Spontaneous Problem Solving (OM Program Guide, Pages 26-28)

  • Remember that the team needs to set aside time to practice spontaneous. The clue to scoring well in spontaneous is practice, practice, and practice. Do not let spontaneous take a backseat to long-term.
  • Spontaneous practice sessions are a good place to use a co-coach.
  • Make sure the team is familiar with all types of spontaneous problems:
    1. Verbal
    2. Hands-on
    3. Verbal/hands-on
  • Include all team members in spontaneous practice even though only five can participate in the competition.
  • After practicing a spontaneous problem, give the team time to discuss its solutions.

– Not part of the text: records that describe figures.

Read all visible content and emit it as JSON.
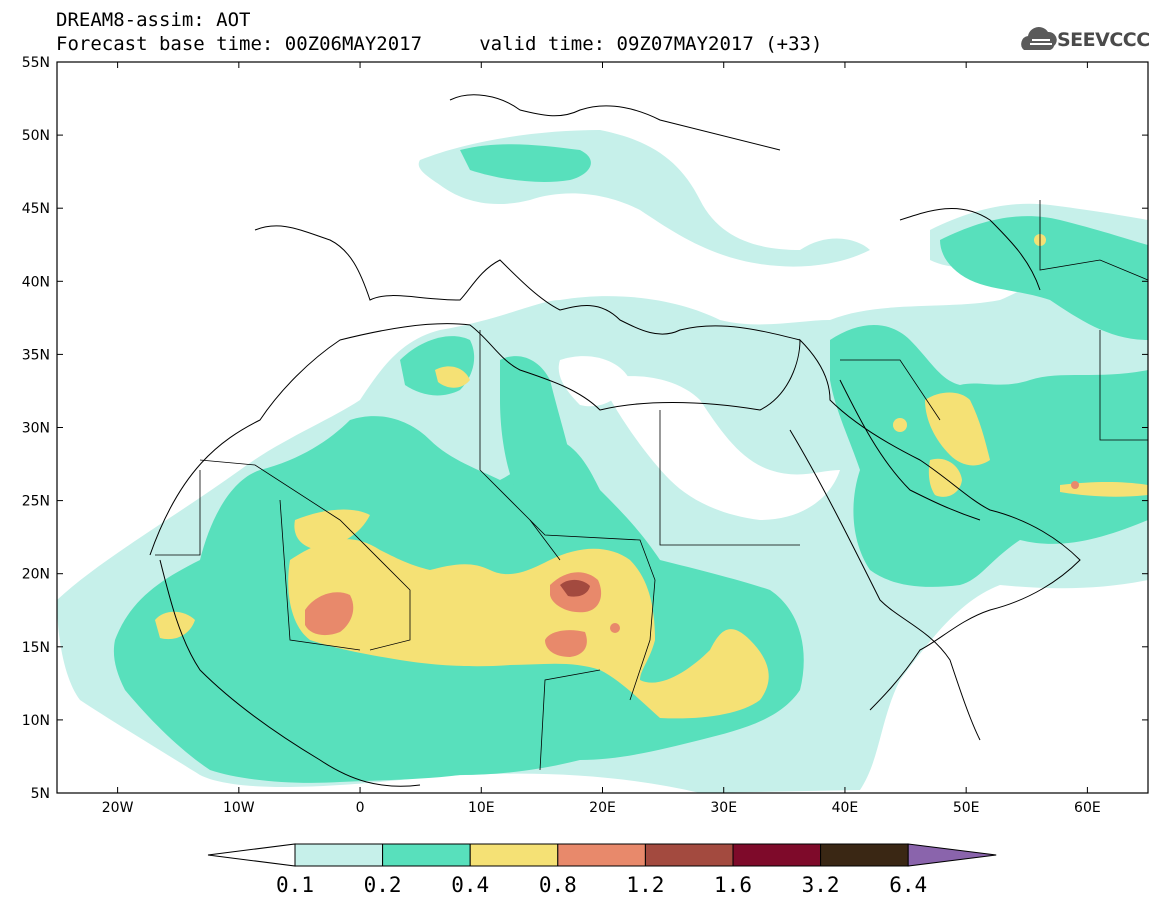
{
  "title_line1": "DREAM8-assim: AOT",
  "title_line2": "Forecast base time: 00Z06MAY2017     valid time: 09Z07MAY2017 (+33)",
  "logo": {
    "text": "SEEVCCC",
    "icon": "cloud-logo-icon"
  },
  "map": {
    "lat_labels": [
      "55N",
      "50N",
      "45N",
      "40N",
      "35N",
      "30N",
      "25N",
      "20N",
      "15N",
      "10N",
      "5N"
    ],
    "lon_labels": [
      "20W",
      "10W",
      "0",
      "10E",
      "20E",
      "30E",
      "40E",
      "50E",
      "60E"
    ]
  },
  "colorbar": {
    "labels": [
      "0.1",
      "0.2",
      "0.4",
      "0.8",
      "1.2",
      "1.6",
      "3.2",
      "6.4"
    ],
    "colors": [
      "#ffffff",
      "#c6f0ea",
      "#58e0bc",
      "#f5e175",
      "#e8896b",
      "#a34a3f",
      "#7e0a2a",
      "#3a2714",
      "#8a64ac"
    ]
  }
}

In the case of a hands-on or combination verbal/hands-on problem, the team might want to try solving the problem again.
  • Have the team develop a strategy on how they will select the spontaneous participants after the problem type is announced. The team should also decide if the non-participating teams members will remain in the room or leave.
  • Stress the importance of absolute secrecy regarding the spontaneous problem.
  • Books of practice problems can be obtained from Creative Competitions, Inc., and sample problems can be found in the OM Program Guide, Appendix.
  • During practice, setting up hands-on and verbal/hands-on problems requires extra effort, so set up several problems at a time.
  • Teams should also discuss and practice what to do if they get “stuck” or distracted during spontaneous.

Preparation for Tournament Day

  • On tournament day the coach needs to spend time with the team, and not on fixing last-minute problems.
  • Enlist help from the parents.
  • Make sure the parents know the location of the competition site and the team’s performance schedule.
  • Make a check list of things that the team needs (OM Program Guide, pages 29-30):
    1. Props
    2. Repair kit
    3. Forms, including clarifications (OM Program Guide, Appendix)
    4. Snacks
    5. Activities to keep them occupied as they wait to perform. It never hurts to rehearse one more time!
  • Get parents to take care of transporting the props. Provide instructions on where and when to meet the team.
  • Visit the problem site with the team early to become familiar with the layout of the site and the location of entrances, exits, and the Staging Area. The team needs to make any changes to their plan caused by the site setup well before their performance time.
  • Unpack and check all props before you go to the competition site.
  • Get to the long-term competition site at least 20 minutes early, unless your tournament has different rules.
  • Have parents assigned to take care of props after the competition.
  • Get to the spontaneous site early enough so the team members can have some quiet time before they enter. Know how long it takes your team to warm up before starting spontaneous and what activity is needed to warm them up.